Los inconvenientes que está originando la “bimodalidad” en los establecimientos educativos, principalmente de gestión estatal, este año (por no mencionar lo ocurrido en el 2020) y la complicada reconexión de los niños y jóvenes con la escolaridad presencial actual demuestra con crudeza qué poca importancia estratégica le otorga la sociedad y las autoridades públicas a la educación.

Hasta ahora todo indica que nuestros dirigentes involucrados con la reforma estarían pasando por alto el drama educativo que afecta especialmente a los salteños y que se agravó con la COVID-19, como si la educación no fuera un derecho esencial.

No pareciera estar contemplado como punto clave de la reforma cuáles son los aspectos y las perspectivas que refieren a la proyección de las necesidades y soluciones educativas que impone el siglo XXI.

La actual Constitución que se pretende reformar fue sancionada el 2 de junio de 1986, reformada parcialmente, concordada y sancionada por la Convención Constituyente el día 7 de abril de 1998 y jurada el día 8 del mismo mes y año.

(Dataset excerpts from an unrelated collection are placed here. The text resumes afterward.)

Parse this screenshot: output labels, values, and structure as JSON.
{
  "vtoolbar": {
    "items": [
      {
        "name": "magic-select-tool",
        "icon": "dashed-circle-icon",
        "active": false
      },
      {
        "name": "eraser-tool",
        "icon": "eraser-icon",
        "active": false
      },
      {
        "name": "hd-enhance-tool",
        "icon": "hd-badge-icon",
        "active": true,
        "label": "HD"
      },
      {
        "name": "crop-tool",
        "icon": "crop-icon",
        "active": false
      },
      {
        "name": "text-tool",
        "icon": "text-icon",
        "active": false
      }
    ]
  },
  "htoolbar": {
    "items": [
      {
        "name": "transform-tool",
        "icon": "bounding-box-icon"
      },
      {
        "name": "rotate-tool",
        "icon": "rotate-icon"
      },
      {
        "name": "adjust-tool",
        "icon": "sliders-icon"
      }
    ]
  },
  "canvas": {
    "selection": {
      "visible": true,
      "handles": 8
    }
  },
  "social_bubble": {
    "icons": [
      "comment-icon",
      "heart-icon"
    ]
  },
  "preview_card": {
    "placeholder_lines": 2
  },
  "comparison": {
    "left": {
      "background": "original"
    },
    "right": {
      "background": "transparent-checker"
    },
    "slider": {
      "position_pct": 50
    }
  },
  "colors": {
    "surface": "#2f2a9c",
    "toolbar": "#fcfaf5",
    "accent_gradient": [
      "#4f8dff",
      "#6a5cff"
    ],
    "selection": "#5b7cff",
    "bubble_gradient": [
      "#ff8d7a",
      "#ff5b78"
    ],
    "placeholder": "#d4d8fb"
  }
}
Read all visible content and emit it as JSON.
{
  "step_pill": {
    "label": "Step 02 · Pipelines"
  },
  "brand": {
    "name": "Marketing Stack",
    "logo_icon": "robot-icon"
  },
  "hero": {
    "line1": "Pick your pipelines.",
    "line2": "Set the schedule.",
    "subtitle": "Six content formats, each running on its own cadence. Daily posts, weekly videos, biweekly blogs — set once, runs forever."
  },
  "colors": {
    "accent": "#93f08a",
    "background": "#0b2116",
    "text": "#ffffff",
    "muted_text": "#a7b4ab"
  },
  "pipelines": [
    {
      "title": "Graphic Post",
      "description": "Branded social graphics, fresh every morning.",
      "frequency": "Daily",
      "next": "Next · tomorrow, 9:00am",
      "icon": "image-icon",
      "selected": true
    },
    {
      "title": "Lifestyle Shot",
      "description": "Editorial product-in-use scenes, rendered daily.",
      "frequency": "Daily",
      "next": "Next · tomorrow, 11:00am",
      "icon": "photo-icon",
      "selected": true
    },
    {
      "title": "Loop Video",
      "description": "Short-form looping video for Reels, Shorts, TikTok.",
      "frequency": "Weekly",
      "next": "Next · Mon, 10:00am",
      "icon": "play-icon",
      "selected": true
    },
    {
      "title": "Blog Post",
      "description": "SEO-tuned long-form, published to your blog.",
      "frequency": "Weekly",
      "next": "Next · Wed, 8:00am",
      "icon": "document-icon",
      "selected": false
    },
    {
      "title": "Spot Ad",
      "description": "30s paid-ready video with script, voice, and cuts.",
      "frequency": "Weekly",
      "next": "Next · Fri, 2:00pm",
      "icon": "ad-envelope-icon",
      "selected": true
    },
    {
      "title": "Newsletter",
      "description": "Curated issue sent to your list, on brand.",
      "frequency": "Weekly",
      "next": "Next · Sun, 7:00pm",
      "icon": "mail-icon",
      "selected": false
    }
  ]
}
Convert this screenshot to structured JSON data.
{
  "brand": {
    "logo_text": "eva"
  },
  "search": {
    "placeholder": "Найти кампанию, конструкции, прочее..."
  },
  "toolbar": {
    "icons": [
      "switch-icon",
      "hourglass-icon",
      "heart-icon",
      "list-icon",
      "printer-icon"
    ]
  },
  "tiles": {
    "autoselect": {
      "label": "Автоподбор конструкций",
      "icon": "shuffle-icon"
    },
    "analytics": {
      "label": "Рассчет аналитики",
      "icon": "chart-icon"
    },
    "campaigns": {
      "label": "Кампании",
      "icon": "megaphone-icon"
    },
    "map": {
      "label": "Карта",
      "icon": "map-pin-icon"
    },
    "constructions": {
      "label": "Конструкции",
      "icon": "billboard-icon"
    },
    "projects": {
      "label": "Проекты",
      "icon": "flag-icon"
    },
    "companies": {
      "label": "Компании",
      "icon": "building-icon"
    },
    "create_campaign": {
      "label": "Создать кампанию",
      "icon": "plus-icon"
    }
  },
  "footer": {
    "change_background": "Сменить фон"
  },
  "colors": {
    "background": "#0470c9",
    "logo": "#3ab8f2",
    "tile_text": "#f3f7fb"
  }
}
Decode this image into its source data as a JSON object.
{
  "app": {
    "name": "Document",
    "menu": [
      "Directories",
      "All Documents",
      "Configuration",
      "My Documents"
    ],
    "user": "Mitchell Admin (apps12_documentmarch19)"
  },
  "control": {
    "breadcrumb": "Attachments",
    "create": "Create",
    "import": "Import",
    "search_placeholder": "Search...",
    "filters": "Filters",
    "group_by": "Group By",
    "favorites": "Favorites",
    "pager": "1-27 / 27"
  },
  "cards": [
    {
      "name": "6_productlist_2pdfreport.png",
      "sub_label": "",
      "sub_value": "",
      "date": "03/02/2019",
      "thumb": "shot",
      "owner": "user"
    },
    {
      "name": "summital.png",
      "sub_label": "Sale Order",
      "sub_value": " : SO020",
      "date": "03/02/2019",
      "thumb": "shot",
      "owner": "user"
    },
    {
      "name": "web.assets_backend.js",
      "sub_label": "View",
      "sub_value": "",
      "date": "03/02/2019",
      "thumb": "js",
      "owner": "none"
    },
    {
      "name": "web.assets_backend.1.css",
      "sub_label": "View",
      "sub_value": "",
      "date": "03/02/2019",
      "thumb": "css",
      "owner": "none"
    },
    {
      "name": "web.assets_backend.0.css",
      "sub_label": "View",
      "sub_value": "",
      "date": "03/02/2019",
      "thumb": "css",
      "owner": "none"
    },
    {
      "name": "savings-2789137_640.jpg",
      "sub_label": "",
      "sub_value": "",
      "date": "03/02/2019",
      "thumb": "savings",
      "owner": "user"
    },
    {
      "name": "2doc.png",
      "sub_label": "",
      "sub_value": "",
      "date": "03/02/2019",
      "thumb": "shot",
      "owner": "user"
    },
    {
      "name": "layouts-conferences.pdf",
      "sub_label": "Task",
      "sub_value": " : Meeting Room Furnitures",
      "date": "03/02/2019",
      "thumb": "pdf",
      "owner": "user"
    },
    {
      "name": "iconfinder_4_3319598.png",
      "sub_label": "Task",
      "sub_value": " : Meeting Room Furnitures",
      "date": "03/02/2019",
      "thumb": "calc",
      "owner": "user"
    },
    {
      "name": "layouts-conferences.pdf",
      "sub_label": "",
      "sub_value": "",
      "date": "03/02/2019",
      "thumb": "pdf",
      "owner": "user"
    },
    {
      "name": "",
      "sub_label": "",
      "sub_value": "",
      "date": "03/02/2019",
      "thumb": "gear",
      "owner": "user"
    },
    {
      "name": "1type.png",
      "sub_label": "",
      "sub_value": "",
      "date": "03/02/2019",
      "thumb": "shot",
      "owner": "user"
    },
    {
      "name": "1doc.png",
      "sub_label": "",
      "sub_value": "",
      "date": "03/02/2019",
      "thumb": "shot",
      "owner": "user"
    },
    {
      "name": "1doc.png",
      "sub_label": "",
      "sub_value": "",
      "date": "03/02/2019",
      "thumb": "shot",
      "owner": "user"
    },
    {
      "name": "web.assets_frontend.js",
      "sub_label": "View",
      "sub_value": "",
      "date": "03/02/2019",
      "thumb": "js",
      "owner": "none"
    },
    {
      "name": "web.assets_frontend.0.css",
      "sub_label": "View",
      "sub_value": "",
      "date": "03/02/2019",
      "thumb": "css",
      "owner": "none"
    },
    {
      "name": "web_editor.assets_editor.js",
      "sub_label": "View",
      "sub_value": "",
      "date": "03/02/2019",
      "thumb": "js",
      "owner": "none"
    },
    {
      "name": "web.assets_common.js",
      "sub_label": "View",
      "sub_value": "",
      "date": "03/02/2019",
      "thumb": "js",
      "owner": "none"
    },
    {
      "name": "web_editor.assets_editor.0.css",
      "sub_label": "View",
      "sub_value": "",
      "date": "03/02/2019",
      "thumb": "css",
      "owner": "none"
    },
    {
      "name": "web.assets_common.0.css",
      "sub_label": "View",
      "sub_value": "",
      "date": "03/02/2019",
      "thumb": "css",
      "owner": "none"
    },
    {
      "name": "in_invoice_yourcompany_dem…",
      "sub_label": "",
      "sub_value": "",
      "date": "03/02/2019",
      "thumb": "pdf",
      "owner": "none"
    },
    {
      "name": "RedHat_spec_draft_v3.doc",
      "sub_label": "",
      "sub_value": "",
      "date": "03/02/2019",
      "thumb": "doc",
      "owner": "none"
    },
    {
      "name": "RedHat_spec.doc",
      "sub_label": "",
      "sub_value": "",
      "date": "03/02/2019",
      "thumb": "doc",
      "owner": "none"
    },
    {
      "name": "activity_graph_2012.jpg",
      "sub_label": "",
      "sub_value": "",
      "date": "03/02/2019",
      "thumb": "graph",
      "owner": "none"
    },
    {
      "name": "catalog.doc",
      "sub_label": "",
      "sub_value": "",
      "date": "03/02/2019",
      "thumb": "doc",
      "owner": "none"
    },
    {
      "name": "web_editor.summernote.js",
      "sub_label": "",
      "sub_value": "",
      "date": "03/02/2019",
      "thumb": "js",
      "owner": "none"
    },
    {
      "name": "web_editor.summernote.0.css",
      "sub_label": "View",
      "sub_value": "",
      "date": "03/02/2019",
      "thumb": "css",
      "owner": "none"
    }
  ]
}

Desde ese entonces a hoy hubo cambios normativos y de contexto que afectaron sustancialmente a la cuestión educativa a nivel nacional y que la Constitución local aún no refleja explícitamente.

Una oportunidad histórica

Podría ser una oportunidad histórica, que impone el tiempo actual, para actualizar las bases sobre la que se asienta el sistema educativo salteño; personalmente incluiría primordialmente en el debate al actual art. 49, que habla de las bases del sistema educativo local y el art. 76 relacionado al mismo, para destacar la importancia de la educación en el Desarrollo Económico y Social de la provincia. Algo semejante a lo que ocurrió en la última reforma de la Constitución nacional cuando se incorpora la “cláusula de progreso” y la relaciona directamente con los aspectos educativos.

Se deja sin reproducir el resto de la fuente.